Abstract
Purpose
The round window approach has become the most preferred route for electrode insertion in cochlear implant surgery; however, it is not possible at times due to difficult round window membrane (RWM) visibility. Our study aims to investigate the relationship between preoperative radiological parameters and the surgical visibility of the RWM in Cochlear implant patients.
Methodology
A prospective cross-sectional study of 31 patients, age < 6 years, with bilateral severe to profound sensorineural hearing loss was conducted at a tertiary care hospital. The preoperative HRCT temporal bone scan was studied, and the parameters evaluated were facial nerve location, facial recess width, and RWM visibility prediction. All patients were operated on via the posterior tympanotomy. The surgical RWM visibility was done after optimal drilling of the posterior tympanotomy recess. The relationship between the radiological parameters and surgical visibility of RWM was evaluated.
Results
The difference in the facial nerve location as per the type of RWM was found to be significant (p value < 0.05). However, the facial recess width was not significantly associated with RWM visibility. The radiological prediction of RWM visibility by tracing the prediction line over RWM was significantly associated with intraoperative RWM visibility.
Conclusion
The goal to look for preoperative scans is to predict the ease or difficulty of RWM visibility during surgery. The difficult visualization of the RWM, can result in dire intraoperative consequences. A comprehensive understanding of preoperative radiological parameters, coupled with meticulous surgical planning, is crucial to address these challenges effectively by focusing on enhancing RWM visualization.
Keywords: Round Window Niche, Cochlear Implant, HRCT Temporal bone, St. Thomas Classification
Introduction
Cochlear implant is the treatment of choice for hearing rehabilitation in patients with bilateral severe-to-profound sensori-neural hearing loss [1]. Cochlear implant are an effective way of providing auditory stimulation in comparison to hearing aids because they bypass the damaged part of the ear and use electrical stimulation rather than amplification [2]. The classical surgical route of cochlear implantation is performed via a retroauricular approach with a mastoidectomy-facial recess technique [3].
For the insertion of electrodes, either the round window (RW) approach or the promontory cochleostomy (PC) approach can be utilized [4]. However, the PC approach can lead to acoustic trauma by requiring prolonged drilling over the promontory bone [5]. On the other hand, RW itself is used as a route for electrode insertion in the RW approach, such that less drilling is required, which causes less mechanical trauma [6, 7]. In addition, less drilling accounts for the least possibility of any bony fragments entering the Scala Tympani [8].
However, for proper insertion of the electrodes into the cochlea, clear visualization of the RW is an obligatory step, so understanding the apparent morphology and anatomical differences before cochlear implantation is a necessary step. The RW approach provides the easiest way to access the Scala Tympani and acts as a conduit for the placement of electrode arrays. Some previous studies reported that in two-thirds of the patients, the RW approach can be used, while the PC approach is utilized in cases of difficult RW exposure, as seen in the remaining one-third of cases [9, 10].
At times, due to substantial variability in the shape and size of the RW, identification of the round window niche (RWN) may be difficult even with maximum surgical effort, perhaps attributable to its complicated embryological basis. Also, the anatomy of the inner ear is very delicately intertwined around the facial nerve. Thus, the possibility of visualizing the RW by posterior tympanotomy is variable during cochlear implant surgery.

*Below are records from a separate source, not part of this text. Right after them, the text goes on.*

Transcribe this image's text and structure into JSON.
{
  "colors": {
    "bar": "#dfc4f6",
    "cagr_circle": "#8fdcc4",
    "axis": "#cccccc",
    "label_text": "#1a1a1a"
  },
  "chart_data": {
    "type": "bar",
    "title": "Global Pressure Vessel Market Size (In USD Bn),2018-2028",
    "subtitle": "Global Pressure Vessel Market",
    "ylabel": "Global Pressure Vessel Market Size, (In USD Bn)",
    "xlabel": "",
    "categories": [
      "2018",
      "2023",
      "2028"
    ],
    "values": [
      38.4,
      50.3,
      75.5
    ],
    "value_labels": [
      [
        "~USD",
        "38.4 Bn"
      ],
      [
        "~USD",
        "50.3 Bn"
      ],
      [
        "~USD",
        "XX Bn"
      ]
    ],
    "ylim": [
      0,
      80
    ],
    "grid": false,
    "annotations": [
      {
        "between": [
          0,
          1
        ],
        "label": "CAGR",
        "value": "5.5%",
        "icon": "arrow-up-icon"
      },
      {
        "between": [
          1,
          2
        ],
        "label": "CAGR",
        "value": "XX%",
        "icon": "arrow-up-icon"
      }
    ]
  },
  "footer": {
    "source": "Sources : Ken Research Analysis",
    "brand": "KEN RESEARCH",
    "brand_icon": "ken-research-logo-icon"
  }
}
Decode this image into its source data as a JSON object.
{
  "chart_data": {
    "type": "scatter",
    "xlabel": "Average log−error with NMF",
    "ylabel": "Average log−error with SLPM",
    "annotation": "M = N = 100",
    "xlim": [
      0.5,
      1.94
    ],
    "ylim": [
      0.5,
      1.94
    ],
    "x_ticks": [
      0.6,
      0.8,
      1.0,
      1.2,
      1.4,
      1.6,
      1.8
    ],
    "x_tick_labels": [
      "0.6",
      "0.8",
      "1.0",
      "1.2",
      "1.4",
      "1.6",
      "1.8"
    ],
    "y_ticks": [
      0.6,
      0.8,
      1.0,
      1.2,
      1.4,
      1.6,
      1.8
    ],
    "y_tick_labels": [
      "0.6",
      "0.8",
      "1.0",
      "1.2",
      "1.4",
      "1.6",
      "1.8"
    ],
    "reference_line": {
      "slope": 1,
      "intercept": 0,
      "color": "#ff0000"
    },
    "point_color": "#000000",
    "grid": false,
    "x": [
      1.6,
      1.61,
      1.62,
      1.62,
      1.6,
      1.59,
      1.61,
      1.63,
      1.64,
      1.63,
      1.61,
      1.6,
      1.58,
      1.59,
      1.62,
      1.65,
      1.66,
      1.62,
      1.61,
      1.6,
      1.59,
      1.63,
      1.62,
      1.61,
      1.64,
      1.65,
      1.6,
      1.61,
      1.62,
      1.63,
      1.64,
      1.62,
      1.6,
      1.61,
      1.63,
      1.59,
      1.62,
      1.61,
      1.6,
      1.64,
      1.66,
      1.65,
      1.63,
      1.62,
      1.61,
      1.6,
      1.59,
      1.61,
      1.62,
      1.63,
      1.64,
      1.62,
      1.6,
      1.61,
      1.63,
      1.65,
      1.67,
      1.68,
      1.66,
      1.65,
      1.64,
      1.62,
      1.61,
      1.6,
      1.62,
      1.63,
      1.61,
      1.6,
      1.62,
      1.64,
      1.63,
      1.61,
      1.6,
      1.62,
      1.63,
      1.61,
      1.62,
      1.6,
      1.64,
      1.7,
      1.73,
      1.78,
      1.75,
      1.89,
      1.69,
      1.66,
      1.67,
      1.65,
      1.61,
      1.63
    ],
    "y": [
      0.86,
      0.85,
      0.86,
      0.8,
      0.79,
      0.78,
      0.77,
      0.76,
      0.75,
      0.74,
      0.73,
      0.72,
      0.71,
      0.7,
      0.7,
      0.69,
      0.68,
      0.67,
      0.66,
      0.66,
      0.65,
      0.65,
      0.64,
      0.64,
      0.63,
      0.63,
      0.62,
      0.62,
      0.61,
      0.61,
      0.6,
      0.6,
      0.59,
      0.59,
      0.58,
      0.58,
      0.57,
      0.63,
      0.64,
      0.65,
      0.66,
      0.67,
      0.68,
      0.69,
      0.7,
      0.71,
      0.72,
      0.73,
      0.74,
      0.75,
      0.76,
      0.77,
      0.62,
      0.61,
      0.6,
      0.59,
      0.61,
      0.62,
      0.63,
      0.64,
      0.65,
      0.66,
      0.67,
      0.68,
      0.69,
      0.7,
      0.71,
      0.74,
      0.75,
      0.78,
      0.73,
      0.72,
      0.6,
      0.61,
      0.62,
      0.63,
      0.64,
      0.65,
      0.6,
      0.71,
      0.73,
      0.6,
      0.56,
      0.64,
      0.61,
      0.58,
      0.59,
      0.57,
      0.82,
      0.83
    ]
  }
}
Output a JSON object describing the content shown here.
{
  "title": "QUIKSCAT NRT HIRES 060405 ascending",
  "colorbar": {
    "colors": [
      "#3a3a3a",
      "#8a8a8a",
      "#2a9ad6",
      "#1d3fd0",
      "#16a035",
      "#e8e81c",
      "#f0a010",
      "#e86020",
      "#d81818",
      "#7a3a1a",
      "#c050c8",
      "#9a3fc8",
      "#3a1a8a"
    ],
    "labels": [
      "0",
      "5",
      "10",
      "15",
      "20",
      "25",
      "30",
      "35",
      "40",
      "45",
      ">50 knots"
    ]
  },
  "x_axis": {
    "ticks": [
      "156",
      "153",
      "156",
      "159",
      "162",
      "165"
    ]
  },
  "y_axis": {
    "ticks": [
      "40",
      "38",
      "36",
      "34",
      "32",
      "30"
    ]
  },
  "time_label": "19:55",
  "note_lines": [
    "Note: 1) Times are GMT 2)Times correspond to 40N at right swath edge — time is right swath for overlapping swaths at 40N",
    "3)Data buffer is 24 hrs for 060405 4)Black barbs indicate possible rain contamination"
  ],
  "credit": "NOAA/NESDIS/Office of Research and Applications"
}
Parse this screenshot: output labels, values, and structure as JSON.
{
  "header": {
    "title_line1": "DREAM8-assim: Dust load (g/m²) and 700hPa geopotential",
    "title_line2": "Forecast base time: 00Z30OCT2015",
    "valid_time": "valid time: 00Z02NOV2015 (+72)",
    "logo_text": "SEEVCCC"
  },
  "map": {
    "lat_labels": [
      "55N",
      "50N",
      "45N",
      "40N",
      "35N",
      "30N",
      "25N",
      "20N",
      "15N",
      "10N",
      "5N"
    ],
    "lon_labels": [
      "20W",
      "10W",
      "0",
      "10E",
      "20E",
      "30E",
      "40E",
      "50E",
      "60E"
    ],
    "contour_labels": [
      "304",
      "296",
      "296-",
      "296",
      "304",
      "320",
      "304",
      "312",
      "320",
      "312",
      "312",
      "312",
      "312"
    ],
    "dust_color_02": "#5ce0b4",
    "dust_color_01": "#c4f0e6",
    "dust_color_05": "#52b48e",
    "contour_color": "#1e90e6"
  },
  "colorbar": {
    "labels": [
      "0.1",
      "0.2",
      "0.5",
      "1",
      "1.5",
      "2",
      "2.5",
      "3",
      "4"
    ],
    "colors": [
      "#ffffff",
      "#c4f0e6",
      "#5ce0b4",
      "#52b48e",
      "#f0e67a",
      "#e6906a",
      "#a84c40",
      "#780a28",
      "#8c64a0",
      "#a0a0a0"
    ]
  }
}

These considerations emphasize the importance of the preoperative radiological evaluation of RWN visibility and accessibility. Our study meticulously analyzed the various radiological parameters using high-resolution computed tomography (HRCT) imaging of the temporal bone. The objective was to establish an association between these radiological parameters and the intraoperative visbility of the RWM. Notably, we employ the St. Thomas classification, a valuable tool introduced by Leong et al., to guide our assessment and categorization [10].
Materials and Methods
Study Design
A hospital-based observational cross-sectional study during the period of 1 year.
Study Area
Department of Otorhinolaryngology and Head and Neck Surgery, SMS Medical College, Jaipur, Rajasthan, India.
Sample Size
31 patients undergoing cochlear implantation were included in this study. The study was carried out after institutional ethics committee approval.
Inclusion Criteria
Age: < 6 years.
Bilateral severe to profound sensori-neural hearing loss.
No improvement or insufficient improvement in hearing after hearing aid trial.
Written informed consent for the procedure.
Patient fit for surgery.
Exclusion Criteria
Any revision case.
Associated cochlear malformed ear.
Patient > 6 years of age.
Patient implanted via alternative techniques (e.g., trans-canal route).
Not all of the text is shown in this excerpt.